Giving 100% Every Day
May 6th of this past year, I had a life-threatening illness and almost died. I thought one night that I was getting Strep throat or something; my throat just started feeling really full and sore while I was eating dinner with my family. I drove myself to the ER to get some antibiotics, and by the time I got there I could hardly breathe. The doctor said, “You have something called Epiglottisis,” which is an illness that happens very, very rarely; like to one in a million people. My throat was closing up, and the doctor told me that I might die, that he couldn’t even guarantee me thirty more minutes. He said, “Do you want me to call anybody?” I said “No, no I’m okay.” I think I was in shock. So, anyway, they had to do an emergency trach with no anesthesia. I changed my mind while I was laying there and thought, “I wish I had said goodbye to my husband and my boys and told them I loved them.” When I said that to myself I remember feeling like something was holding me; not like a person, but like a soft glove was holding me. I remember this most velvety voice said, “They already know,” as beautiful as I’d every heard anything in my life. It was a comfort to me. Well, I came through it and feel like I was given a second chance.

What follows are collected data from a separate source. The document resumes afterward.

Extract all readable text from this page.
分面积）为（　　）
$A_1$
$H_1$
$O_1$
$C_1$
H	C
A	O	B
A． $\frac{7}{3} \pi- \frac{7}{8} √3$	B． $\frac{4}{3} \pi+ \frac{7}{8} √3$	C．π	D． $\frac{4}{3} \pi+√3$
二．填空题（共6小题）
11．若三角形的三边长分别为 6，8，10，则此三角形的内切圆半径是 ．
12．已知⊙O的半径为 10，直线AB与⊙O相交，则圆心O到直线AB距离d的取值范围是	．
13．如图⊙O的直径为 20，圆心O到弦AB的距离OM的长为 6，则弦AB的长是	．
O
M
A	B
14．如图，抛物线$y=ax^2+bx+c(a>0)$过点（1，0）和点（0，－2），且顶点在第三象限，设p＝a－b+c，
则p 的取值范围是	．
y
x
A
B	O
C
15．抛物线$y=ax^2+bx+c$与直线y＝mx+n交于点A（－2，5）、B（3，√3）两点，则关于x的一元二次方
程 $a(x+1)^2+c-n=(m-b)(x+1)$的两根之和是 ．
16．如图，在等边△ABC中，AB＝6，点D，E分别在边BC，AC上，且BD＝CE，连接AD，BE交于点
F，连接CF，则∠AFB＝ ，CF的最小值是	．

In some ways, I think I have changed. Whenever I start to get uptight or anxious, a wonderful calmness comes over me. People that know me well have commented that they have noticed a change. When I sit and talk to caregivers facing stress in their lives, I think I am better able to calm and reassure them now. Our visits and phone chats are meaningful because it is special one-on-one time, time for connecting. There is laughter and sometimes tears. We talk about memories and how important our memories are. Best FriendsTM helps with those memories because if a caregiver can accept that their loved one can’t get their memories back, they can at least live peacefully for the rest of their days and make new memories together that the caregiver can keep. I talk to caregivers about memories because each day they spend with their loved one is very precious. I feel like I got the inside scoop on something, you know?

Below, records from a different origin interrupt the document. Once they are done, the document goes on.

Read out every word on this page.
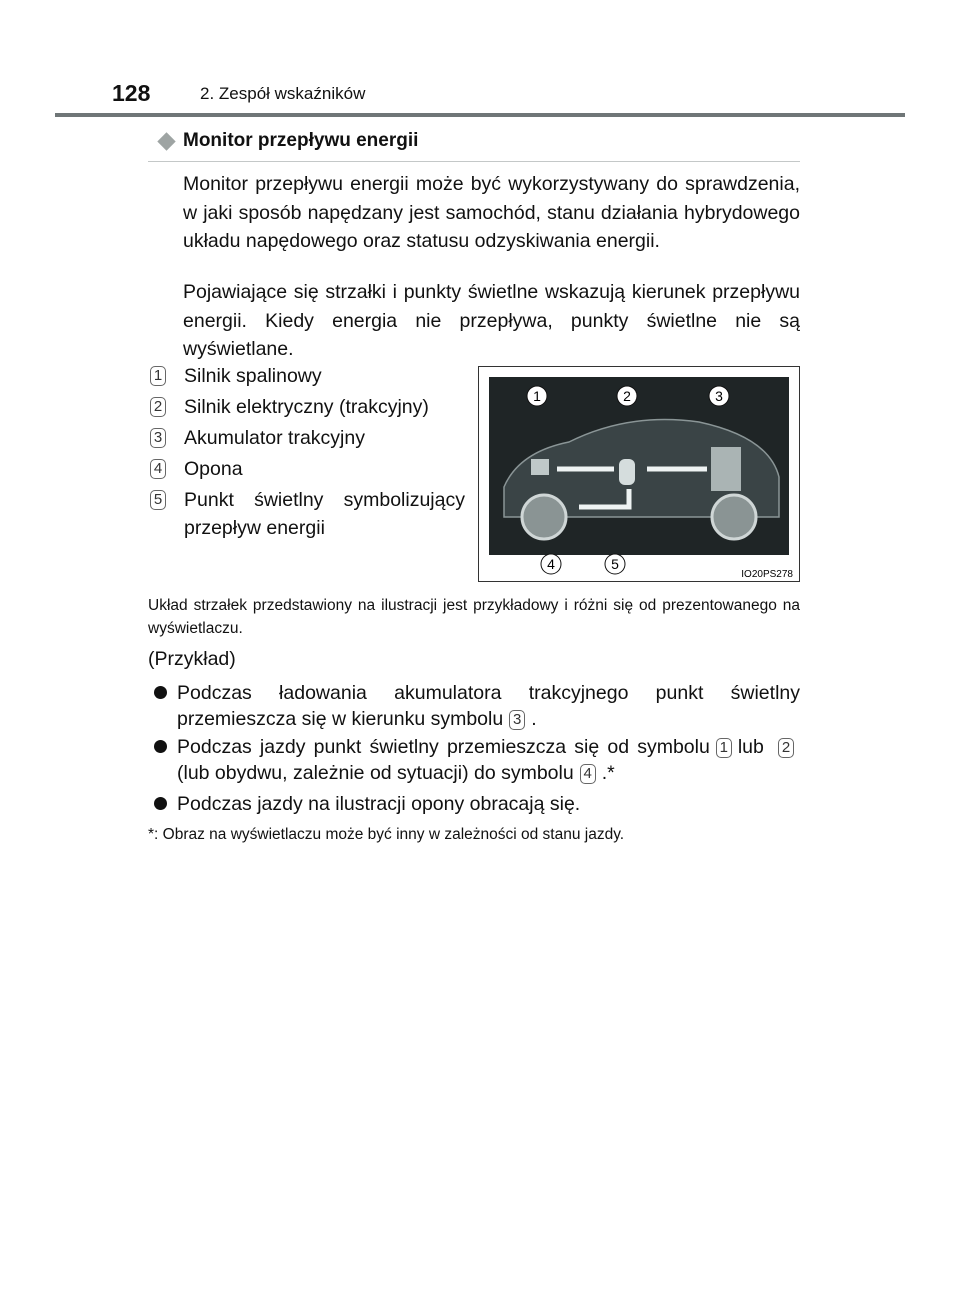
128	2. Zespół wskaźników
Monitor przepływu energii
Monitor przepływu energii może być wykorzystywany do sprawdzenia, w jaki sposób napędzany jest samochód, stanu działania hybrydowego układu napędowego oraz statusu odzyskiwania energii.
Pojawiające się strzałki i punkty świetlne wskazują kierunek przepływu energii. Kiedy energia nie przepływa, punkty świetlne nie są wyświetlane.
1 Silnik spalinowy
2 Silnik elektryczny (trakcyjny)
3 Akumulator trakcyjny
4 Opona
5 Punkt świetlny symbolizujący przepływ energii
1	2	3
4	5
IO20PS278
Układ strzałek przedstawiony na ilustracji jest przykładowy i różni się od prezentowanego na wyświetlaczu.
(Przykład)
Podczas ładowania akumulatora trakcyjnego punkt świetlny przemieszcza się w kierunku symbolu 3 .
Podczas jazdy punkt świetlny przemieszcza się od symbolu 1 lub 2(lub obydwu, zależnie od sytuacji) do symbolu 4 .*
Podczas jazdy na ilustracji opony obracają się.
*: Obraz na wyświetlaczu może być inny w zależności od stanu jazdy.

I have lost quite a few caregivers because once the consumer with dementia or Alzheimer’s dies, we have to end our work with the caregiver. I had a funeral director tell me something once, and it really helped me when I’ve lost someone to dying. He said, “Every family that walks in gets 100% of me. I’m there for them 100%. But you know what? There’s always another family who’s going to need me. And I’m going to give them 100% of me as well.” So I always have to figure out, “What is 100%?” I think it’s just giving your time to somebody and letting them know they matter, and that’s what I do. I give 100%, but I always know that there is another caregiver and I need to be 100% again for tomorrow.

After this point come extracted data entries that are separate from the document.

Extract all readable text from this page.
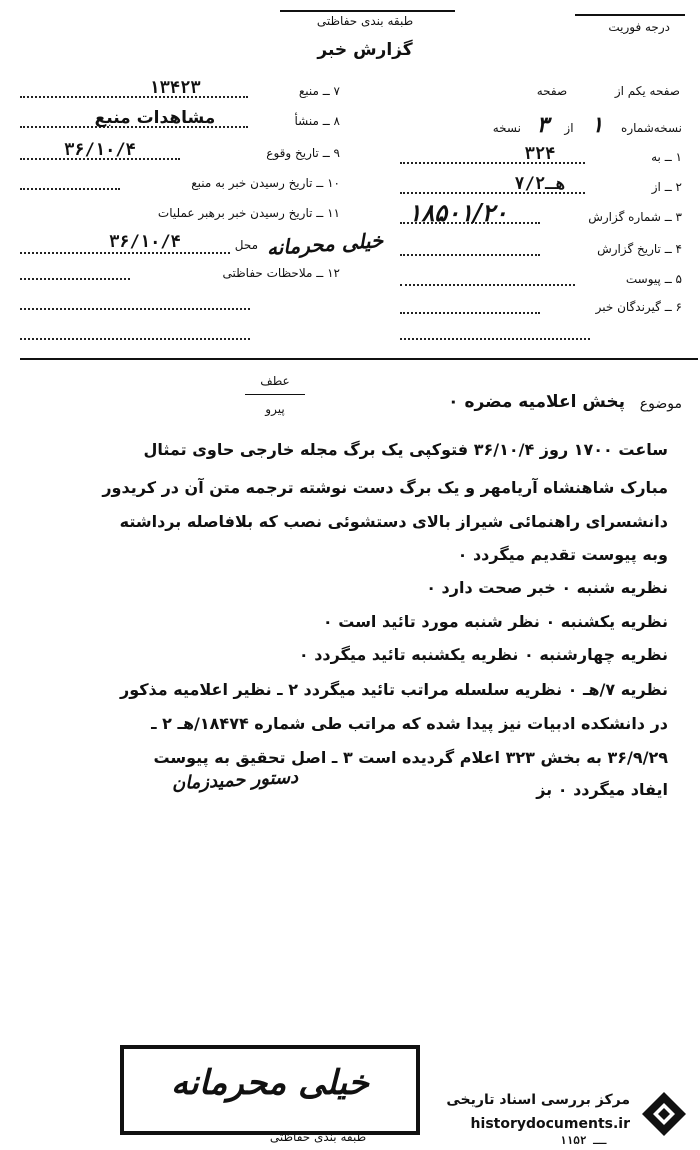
طبقه بندی حفاظتی
گزارش خبر
درجه فوریت
صفحه یکم از  صفحه
نسخه‌شماره ۱ از ۳ نسخه
۱ ــ به
۳۲۴
۲ ــ از
۷/هـ۲
۳ ــ شماره گزارش
۱۸۵۰۱/۲۰
۴ ــ تاریخ گزارش
۵ ــ پیوست
۶ ــ گیرندگان خبر
۷ ــ منبع
۱۳۴۲۳
۸ ــ منشأ
مشاهدات منبع
۹ ــ تاریخ وقوع
۳۶/۱۰/۴
۱۰ ــ تاریخ رسیدن خبر به منبع
۱۱ ــ تاریخ رسیدن خبر برهبر عملیات
۳۶/۱۰/۴	محل
۱۲ ــ ملاحظات حفاظتی
خیلی محرمانه
عطف
پیرو	موضوع
پخش اعلامیه مضره ۰
ساعت ۱۷۰۰ روز ۳۶/۱۰/۴ فتوکپی یک برگ مجله خارجی حاوی تمثال
مبارک شاهنشاه آریامهر و یک برگ دست نوشته ترجمه متن آن در کریدور
دانشسرای راهنمائی شیراز بالای دستشوئی نصب که بلافاصله برداشته
وبه پیوست تقدیم میگردد ۰
نظریه شنبه ۰ خبر صحت دارد ۰
نظریه یکشنبه ۰ نظر شنبه مورد تائید است ۰
نظریه چهارشنبه ۰ نظریه یکشنبه تائید میگردد ۰
نظریه ۷/هـ ۰ نظریه سلسله مراتب تائید میگردد ۲ ـ نظیر اعلامیه مذکور
در دانشکده ادبیات نیز پیدا شده که مراتب طی شماره ۱۸۴۷۴/هـ ۲ ـ
۳۶/۹/۲۹ به بخش ۳۲۳ اعلام گردیده است ۳ ـ اصل تحقیق به پیوست
ایفاد میگردد ۰ بز
دستور حمیدزمان
خیلی محرمانه
طبقه بندی حفاظتی
مرکز بررسی اسناد تاریخی
historydocuments.ir
۱۱ــ ۵۲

I can completely wrap up my day at the end of the day. When things get really tense, I go for a ride and turn the music up as far as I can. I love music. I love everything, all kinds of music, even rap. So, I go for a ride and turn the music all the way up and it’s such a release for me at the end of the day. I had a caregiver once whose husband was downtown shopping. I left the house and he saw me go booming by. He went home and said, “You should have seen that Karen go by downtown. She had her radio blasting.” She calls me up and goes, “What is up with you?” I just laughed. I love doing it, I just love it. That’s how I always let go of the day. I think it’s a stress release for me. Things like this are important because I have to know how to take care of myself because if I didn’t, I couldn’t help caregivers. I have to be a caregiver to myself, just like I always tell caregivers,“Remember to take care of you, too.” They are an inspiration to me, and I love my job. I can let people go when our time working together is done because I know that I helped the caregiver get down the road and be there for their loved one. It’s a long road and it’s a tough road, but at least they didn’t have to do it alone.